Airflow is an open-source workflow orchestration and scheduling tool designed for big data development. It supports job development, Directed Acyclic Graph (DAG) scheduling, and batch-oriented workflow monitoring. Airflow allows you to define workflows in Python and provides the Python plugin to enable flexible integration with most external technologies and systems.
Currently, Airflow is in invitational preview. To use Airflow, contact DMS technical support.
Scenarios
Orchestrate data development tasks in Data Management (DMS), such as SQL execution and data purging.
Schedule batch processing tasks for AnalyticDB for MySQL Spark.

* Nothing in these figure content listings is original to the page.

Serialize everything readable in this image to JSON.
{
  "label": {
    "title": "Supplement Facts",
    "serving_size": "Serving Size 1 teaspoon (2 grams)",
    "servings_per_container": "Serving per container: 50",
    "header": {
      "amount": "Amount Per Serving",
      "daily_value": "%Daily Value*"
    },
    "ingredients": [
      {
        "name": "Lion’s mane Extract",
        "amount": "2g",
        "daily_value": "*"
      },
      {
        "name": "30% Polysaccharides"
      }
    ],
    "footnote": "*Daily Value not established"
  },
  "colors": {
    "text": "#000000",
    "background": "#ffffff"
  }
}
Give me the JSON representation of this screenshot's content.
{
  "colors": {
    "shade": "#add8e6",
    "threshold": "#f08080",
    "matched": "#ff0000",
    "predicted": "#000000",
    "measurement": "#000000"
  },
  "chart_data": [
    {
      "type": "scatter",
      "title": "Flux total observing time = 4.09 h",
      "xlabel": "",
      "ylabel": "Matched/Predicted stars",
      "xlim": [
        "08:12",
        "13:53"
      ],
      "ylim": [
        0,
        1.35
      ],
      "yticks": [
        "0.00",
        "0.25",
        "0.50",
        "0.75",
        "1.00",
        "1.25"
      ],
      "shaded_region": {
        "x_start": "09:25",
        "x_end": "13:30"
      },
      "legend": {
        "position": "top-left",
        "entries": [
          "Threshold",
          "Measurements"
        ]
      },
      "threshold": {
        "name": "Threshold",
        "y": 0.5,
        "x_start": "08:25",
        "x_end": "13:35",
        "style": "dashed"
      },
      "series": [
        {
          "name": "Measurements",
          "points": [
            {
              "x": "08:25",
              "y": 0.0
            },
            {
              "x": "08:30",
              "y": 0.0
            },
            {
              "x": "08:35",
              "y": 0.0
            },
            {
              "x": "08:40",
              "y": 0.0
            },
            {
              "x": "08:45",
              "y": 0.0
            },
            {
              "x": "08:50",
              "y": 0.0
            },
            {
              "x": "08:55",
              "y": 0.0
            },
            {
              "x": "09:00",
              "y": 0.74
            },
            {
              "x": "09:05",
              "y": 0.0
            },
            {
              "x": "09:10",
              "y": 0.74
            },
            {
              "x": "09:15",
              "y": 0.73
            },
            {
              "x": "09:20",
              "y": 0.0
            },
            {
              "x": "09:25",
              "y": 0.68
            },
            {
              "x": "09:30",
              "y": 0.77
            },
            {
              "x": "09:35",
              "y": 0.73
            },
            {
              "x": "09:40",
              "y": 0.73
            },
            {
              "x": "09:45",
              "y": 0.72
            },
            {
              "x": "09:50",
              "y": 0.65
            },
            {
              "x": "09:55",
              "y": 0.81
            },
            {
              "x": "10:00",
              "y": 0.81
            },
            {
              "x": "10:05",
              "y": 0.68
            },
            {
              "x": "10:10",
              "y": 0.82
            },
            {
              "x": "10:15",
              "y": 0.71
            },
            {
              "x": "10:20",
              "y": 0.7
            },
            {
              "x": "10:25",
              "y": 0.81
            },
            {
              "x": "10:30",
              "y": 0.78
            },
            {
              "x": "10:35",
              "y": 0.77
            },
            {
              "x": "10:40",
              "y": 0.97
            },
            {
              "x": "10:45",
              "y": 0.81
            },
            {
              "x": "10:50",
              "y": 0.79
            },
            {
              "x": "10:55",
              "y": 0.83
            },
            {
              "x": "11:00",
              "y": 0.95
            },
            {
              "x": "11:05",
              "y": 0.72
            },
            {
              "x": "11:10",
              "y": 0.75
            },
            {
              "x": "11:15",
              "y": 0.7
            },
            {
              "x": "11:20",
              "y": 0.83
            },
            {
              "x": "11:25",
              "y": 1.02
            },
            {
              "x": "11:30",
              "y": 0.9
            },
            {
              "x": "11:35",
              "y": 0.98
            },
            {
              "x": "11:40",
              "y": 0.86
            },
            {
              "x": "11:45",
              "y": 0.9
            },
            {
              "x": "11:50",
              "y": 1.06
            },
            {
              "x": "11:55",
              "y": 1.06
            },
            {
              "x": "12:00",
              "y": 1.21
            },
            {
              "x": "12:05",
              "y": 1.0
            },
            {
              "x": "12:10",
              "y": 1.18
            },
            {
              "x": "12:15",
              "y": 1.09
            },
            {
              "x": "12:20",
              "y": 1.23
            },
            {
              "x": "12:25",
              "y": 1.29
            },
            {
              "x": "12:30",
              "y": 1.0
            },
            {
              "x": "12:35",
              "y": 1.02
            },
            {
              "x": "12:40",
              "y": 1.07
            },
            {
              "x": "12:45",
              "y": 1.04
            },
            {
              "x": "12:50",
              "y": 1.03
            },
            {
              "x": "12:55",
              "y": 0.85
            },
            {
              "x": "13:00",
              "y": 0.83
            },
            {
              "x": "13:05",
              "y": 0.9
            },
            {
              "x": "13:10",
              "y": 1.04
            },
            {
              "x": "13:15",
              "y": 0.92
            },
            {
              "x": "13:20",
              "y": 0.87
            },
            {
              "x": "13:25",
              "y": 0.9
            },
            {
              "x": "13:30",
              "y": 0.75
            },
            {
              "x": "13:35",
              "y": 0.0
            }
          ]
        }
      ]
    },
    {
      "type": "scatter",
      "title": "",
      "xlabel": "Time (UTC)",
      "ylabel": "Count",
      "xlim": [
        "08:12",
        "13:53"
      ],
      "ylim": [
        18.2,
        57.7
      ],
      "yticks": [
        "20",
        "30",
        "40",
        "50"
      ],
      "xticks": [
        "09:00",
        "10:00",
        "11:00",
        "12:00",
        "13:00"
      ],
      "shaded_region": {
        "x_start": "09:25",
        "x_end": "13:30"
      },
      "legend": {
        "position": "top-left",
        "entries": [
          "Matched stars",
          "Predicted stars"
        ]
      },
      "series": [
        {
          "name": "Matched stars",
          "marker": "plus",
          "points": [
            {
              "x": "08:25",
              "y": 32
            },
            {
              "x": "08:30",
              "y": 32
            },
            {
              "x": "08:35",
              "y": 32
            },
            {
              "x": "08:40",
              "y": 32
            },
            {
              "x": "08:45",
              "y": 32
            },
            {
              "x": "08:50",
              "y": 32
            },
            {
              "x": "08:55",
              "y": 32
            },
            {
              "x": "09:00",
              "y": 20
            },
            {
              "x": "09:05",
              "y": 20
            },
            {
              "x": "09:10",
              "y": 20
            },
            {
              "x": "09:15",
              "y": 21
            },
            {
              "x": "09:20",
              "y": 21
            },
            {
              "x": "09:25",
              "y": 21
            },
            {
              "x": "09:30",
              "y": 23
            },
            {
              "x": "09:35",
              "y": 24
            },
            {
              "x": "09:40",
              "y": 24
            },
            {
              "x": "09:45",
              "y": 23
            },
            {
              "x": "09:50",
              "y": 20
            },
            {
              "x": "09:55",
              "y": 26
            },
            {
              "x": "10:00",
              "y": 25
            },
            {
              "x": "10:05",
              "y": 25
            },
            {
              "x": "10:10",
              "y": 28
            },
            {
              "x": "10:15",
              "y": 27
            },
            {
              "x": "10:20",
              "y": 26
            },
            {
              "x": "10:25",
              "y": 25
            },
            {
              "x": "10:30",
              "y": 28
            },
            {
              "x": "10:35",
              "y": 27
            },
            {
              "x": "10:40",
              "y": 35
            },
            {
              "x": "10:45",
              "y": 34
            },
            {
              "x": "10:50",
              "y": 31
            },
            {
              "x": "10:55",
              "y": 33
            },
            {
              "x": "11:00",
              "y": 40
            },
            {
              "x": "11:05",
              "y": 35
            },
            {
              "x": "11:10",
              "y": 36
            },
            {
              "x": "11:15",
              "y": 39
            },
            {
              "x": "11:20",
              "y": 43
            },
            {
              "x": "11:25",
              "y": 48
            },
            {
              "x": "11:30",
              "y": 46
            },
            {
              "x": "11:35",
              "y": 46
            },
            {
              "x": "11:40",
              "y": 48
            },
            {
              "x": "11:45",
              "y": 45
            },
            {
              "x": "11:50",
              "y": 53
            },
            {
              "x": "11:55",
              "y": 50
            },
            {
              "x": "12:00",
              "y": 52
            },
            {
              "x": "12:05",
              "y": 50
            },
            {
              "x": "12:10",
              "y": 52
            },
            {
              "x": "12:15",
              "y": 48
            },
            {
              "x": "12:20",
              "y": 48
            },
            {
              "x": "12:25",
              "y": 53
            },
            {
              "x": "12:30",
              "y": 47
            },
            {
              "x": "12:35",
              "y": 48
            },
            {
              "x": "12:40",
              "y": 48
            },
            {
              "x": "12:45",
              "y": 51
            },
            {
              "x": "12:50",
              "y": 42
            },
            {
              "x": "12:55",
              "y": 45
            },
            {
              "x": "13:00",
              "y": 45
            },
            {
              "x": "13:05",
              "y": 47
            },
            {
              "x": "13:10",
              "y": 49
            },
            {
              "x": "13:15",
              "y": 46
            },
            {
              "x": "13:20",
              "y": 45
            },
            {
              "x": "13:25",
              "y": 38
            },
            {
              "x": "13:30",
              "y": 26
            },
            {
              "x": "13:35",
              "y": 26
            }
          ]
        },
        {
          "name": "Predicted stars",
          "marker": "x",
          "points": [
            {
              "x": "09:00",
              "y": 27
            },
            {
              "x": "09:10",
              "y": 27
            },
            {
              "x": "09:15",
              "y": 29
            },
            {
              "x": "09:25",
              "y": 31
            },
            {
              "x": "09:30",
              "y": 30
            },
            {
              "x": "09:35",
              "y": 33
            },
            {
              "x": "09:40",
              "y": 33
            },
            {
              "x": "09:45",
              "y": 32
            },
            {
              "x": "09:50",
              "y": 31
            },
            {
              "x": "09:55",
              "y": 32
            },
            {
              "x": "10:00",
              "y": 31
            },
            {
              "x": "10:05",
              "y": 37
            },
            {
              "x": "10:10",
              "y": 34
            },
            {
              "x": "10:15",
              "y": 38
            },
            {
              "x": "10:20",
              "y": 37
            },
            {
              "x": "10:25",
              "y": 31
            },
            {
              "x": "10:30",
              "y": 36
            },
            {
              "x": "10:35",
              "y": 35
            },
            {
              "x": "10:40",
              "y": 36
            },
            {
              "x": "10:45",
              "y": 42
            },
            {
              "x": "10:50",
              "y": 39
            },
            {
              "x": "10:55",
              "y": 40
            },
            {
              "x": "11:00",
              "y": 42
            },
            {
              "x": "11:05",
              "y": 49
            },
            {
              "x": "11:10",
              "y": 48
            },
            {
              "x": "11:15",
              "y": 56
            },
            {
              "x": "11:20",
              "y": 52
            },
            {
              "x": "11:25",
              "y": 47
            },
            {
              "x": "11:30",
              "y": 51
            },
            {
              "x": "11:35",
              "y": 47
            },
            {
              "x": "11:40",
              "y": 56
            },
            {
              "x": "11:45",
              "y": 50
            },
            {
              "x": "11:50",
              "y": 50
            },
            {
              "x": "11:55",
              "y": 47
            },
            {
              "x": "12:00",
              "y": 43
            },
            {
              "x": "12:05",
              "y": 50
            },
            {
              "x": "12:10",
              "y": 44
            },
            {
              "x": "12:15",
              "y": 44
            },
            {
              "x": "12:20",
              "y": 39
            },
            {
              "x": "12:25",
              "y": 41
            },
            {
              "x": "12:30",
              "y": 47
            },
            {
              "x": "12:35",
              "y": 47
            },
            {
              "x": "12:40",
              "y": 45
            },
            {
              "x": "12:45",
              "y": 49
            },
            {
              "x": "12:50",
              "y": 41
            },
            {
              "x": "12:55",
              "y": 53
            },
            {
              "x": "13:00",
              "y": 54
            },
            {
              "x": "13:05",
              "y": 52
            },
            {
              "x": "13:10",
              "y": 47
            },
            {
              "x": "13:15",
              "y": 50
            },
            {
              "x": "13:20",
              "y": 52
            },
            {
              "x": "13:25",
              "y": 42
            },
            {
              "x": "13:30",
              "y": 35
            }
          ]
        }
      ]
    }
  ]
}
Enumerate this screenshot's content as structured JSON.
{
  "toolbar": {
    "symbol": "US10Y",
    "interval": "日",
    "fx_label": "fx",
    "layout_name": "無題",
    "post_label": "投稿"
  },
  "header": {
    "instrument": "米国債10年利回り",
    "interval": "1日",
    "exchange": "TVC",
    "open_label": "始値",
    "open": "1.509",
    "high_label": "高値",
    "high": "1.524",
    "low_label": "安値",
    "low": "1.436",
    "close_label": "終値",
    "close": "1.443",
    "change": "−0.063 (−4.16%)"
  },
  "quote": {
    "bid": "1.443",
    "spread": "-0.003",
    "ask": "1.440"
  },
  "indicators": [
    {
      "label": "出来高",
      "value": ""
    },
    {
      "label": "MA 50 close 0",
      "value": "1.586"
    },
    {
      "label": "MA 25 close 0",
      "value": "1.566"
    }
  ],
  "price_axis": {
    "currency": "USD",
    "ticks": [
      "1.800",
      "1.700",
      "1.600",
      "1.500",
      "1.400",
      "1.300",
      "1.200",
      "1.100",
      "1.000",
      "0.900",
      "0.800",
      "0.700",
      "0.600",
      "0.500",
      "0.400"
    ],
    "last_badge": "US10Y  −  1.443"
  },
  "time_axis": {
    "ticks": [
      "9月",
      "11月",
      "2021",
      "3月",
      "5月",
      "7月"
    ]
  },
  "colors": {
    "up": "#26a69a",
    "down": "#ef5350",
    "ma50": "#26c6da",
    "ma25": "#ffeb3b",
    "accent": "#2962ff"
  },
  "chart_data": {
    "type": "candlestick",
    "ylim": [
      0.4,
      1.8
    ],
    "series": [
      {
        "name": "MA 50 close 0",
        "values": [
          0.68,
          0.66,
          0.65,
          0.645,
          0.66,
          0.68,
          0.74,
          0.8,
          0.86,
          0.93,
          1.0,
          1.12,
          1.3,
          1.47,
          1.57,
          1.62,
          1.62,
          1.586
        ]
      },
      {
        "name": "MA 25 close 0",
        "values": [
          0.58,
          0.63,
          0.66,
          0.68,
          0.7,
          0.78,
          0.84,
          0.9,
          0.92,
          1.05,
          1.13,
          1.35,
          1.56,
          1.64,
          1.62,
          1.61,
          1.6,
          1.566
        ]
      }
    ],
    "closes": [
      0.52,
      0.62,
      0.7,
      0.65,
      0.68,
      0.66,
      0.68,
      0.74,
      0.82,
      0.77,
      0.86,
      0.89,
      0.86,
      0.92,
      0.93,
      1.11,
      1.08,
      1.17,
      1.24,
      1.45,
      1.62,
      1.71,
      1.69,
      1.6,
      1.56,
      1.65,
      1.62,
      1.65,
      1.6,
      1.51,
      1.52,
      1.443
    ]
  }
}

Schedule data integration tasks in Data Transmission Service (DTS).
Precautions
Airflow is available only in the Singapore region.
Overview
Prepare resources required for Airflow.
Prepare ApsaraDB RDS for PostgreSQL, Tair (Redis OSS-compatible), and Object Storage Service (OSS) instances, and enable Internet access for Airflow.
Create a dedicated Git account to perform operations in the code repository. These operations are invisible to other users (including Alibaba Cloud accounts and RAM users) in the same workspace.
Create a code repository in Git or other version control systems to store and manage Airflow DAG files.
Perform operations in the repository, such as editing and publishing code.
View Airflow execution status.
View the status of DAG scheduling and batch-oriented workflow monitoring in the Airflow workspace.